7.4.06
It takes a Thief...
I just finished watching the first two episodes of the new FX series Thief. I will watch them again with my wife and I think I will enjoy them again, as much if not more than the first time.
Someone slipped something good into the water up at the FX Channel. Shield, Rescue Me, and now Thief. These shows make what the major networks are doing look silly.
Do yourself a major favor and get on the bandwagon. FX is generous with their repeats, so it won’t take you long to catch up. It will be more than worth the effort. New episodes air on Tuesday nights.
6.4.06
Do you want franchise with that?
Just a few minutes ago while I finished my lunch I caught the last ten minutes of Shrek 2 on HBO. I chuckled knowingly at the ‘adult’ jokes and cringed as I always do at the Fat Bastard brogue Mike Myers used for Shrek. I always wondered if the movie and the franchise that blossomed from it would have been nearly as popular if the producers had used the original Chris Farley voice track. I greatly dislike Myers as Shrek but I’m certainly in the minority.

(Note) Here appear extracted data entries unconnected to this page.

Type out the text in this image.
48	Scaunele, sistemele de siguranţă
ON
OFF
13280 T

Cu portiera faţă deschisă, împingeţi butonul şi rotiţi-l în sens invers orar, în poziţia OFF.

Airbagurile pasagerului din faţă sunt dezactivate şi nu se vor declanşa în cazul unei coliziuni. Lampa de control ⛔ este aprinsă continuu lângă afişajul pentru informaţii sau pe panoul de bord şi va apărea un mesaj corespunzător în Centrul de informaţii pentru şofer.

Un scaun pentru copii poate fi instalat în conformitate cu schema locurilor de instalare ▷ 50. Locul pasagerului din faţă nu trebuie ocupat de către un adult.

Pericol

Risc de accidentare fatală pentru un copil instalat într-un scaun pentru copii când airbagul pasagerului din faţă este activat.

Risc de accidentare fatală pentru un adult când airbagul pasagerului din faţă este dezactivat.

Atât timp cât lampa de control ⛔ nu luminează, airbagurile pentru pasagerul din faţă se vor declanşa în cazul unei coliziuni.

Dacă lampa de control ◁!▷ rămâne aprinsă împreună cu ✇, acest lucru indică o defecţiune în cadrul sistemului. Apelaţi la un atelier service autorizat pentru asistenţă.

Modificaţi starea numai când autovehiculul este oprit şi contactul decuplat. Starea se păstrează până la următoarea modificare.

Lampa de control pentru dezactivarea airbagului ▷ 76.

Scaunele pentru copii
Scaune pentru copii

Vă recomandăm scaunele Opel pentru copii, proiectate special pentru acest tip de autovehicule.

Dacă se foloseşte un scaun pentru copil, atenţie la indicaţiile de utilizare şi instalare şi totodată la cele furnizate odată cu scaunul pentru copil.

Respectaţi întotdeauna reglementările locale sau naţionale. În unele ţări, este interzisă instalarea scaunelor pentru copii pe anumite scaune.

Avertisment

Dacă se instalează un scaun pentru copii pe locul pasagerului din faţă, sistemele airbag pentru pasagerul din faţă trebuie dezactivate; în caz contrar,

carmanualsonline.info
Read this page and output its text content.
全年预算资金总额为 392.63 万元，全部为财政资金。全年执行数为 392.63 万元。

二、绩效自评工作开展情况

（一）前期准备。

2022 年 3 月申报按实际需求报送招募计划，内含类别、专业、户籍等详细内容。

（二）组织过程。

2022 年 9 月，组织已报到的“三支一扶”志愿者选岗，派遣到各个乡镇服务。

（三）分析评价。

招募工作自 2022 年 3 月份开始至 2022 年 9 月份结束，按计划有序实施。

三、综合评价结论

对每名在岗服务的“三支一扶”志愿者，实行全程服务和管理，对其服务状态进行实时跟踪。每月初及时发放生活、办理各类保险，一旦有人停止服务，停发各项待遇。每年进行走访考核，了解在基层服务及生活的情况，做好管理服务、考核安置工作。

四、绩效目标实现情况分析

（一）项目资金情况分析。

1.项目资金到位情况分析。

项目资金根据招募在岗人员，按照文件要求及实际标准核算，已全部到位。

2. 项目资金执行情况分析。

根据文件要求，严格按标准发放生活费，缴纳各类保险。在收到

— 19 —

I read somewhere that Antonio Banderas said he was headed into the studio to record his dialogue for Shrek 3 and possibly for a Puss In Boots spin-off. Do we need a Shrek 3? I didn’t think we needed an Ice Age 2, but I didn’t anticipate last weekend’s 70 million dollar opening. Is there a team of story people and artists cooking up Ice Age 3 even as I type this? Undoubtably.
It’s easy to chuff churlishly at the studios, but they’re only doing what they’ve been taught by Disney, Schulz, Lucas and the others.
Last night I read myself to sleep with Chip Kidd’s ‘Peanuts: The Art of Charles M. Schulz’ book and was reminded what a talented designer Kidd is and what a whore Schultz was.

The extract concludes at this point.